Aucune hypothèse n’a été avancée par les policiers vendredi pour expliquer la collision. 

L’autoroute 10 en direction est a été fermée jusqu’en soirée entre les kilomètres 74 et 78, ce qui a entraîné de nombreux bouchons de circulation. Les policiers de Granby et de Bromont ont été mis à contribution pour assurer la circulation dans différents secteurs. 

Pierre Laberge, un des représentants de l’Association des professionnels du dépannage du Québec, déplore le non-respect du corridor de sécurité.

Corridor de sécurité 

La tragédie ramène à l’avant-scène la loi du corridor de sécurité offert aux remorqueurs et aux services d’urgence, qui oblige les conducteurs à changer de voie quand ce type de véhicule est immobilisé avec ses gyrophares ou une flèche jaune lumineuse en fonction. 

« Ce n’est pas normal.

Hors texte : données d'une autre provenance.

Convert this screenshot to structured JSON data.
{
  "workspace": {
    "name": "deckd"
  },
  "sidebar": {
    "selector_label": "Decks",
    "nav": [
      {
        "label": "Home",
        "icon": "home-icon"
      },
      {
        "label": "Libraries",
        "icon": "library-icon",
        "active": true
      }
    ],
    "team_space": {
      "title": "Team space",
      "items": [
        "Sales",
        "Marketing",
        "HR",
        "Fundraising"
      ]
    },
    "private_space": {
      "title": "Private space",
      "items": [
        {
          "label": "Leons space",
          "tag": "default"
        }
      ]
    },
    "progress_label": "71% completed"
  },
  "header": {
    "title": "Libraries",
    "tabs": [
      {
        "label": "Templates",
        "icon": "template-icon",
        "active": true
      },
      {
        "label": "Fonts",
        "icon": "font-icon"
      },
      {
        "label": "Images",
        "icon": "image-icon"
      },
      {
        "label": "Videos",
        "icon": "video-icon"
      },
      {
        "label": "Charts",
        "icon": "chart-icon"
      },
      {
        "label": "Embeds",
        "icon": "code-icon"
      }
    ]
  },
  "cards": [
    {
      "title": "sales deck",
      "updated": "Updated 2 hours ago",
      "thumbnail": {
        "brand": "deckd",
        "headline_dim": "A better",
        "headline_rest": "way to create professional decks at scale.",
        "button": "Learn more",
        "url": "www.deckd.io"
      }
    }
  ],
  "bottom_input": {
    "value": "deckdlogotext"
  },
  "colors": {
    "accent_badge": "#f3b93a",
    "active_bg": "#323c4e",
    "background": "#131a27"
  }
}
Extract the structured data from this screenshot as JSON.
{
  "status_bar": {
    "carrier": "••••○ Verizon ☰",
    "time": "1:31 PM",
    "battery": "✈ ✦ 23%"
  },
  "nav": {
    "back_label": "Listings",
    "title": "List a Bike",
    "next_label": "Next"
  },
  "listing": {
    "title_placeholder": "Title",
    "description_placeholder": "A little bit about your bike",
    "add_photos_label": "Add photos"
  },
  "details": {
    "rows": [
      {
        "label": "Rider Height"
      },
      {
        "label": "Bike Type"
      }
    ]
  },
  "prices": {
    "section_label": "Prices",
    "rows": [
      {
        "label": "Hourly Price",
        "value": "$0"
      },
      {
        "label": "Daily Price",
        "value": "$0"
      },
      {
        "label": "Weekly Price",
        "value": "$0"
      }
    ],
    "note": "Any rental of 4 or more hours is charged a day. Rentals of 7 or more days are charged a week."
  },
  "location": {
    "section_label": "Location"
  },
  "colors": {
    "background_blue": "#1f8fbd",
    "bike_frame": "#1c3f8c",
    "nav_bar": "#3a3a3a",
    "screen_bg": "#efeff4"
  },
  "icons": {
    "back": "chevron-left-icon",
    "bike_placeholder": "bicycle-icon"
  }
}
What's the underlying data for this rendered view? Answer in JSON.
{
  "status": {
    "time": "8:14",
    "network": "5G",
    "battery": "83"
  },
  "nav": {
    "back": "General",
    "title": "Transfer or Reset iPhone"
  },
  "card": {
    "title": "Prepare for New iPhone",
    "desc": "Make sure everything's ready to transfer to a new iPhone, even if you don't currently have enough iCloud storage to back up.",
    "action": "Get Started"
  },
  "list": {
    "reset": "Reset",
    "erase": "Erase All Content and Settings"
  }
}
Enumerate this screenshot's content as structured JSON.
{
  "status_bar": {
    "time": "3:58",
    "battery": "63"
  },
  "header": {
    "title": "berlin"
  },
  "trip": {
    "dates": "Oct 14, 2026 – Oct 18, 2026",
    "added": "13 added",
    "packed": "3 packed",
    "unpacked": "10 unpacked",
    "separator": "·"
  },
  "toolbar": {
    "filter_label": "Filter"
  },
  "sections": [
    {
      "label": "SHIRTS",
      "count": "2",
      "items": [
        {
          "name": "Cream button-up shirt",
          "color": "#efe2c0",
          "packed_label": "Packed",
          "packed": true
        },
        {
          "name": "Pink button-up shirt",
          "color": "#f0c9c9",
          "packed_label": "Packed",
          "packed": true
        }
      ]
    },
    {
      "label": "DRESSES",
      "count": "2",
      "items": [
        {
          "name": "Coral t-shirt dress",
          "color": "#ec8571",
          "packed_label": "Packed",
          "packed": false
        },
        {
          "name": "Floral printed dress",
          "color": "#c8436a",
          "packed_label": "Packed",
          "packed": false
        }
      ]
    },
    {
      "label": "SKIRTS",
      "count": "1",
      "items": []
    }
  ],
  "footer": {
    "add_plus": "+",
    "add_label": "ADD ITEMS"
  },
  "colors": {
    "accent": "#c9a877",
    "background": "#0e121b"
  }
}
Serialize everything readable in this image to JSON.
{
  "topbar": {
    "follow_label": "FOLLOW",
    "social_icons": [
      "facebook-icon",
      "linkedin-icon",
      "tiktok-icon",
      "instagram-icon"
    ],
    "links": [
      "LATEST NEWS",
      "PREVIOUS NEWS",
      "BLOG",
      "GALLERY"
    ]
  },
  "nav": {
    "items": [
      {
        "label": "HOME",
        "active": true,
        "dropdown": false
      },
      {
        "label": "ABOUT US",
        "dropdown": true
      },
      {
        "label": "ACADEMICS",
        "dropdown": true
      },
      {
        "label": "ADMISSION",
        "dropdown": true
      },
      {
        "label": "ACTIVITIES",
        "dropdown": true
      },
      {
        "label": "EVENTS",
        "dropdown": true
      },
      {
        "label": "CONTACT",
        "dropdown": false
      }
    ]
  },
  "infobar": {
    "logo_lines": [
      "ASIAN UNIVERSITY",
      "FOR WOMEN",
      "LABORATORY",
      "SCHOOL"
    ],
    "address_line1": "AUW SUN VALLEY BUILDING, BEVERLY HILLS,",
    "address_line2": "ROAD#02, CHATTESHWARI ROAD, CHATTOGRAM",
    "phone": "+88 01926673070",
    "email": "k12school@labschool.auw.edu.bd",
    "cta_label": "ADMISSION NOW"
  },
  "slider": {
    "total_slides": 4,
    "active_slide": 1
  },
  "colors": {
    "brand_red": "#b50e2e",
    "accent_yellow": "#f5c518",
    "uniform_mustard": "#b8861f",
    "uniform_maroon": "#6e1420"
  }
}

On en voit encore trop de ces histoires, de ces événements qui sont inacceptables », déplore Pierre Laberge, représentant de l’Association des professionnels du dépannage du Québec et propriétaire d’une entreprise de remorquage. Il s’est rendu sur les lieux de la tragédie pour réconforter le propriétaire de la compagnie de remorquage dont l’employé a été blessé dans l’accident. 

« Un employé du ministère des Transports a été tué l’an passé alors qu’il avait un camion avec une flèche. Deux de mes remorqueurs ont été blessés. On remorque aussi des voitures de police qui ont été embouties par des gens qui n’ont pas respecté le corridor de sécurité », enchaîne-t-il. 

« Le ministère des Transports et les instances gouvernementales, appuyés par notre association, font des campagnes publicitaires qui sont très touchantes et faciles à comprendre pour les usagers de la route. Malgré ça, on dirait que les gens ne s’adaptent pas. C’est pire en plus quand un poids lourd comme ça ne se tasse pas. C’est ce qu’il y a de pire », affirme M. Laberge. 

Cette collision n’est pas sans rappeler le décès du policier Vincent Roy en bordure de la route 139 à Bromont en 2011. Il avait été frappé par le miroir d’une camionnette. À la suite de son décès, la loi du corridor de sécurité a été adoptée au Québec. 

« Les policiers constatent encore régulièrement des infractions, indique Jean Bourgeois, directeur du Service de police de Bromont, qui employait M. Roy au moment de la tragédie. Ça n’a pas besoin d’être un véhicule d’urgence ou un travailleur. Le corridor de sécurité devrait être respecté pour tout véhicule en panne sur la route. C’est la moindre des choses d’offrir un corridor de sécurité. »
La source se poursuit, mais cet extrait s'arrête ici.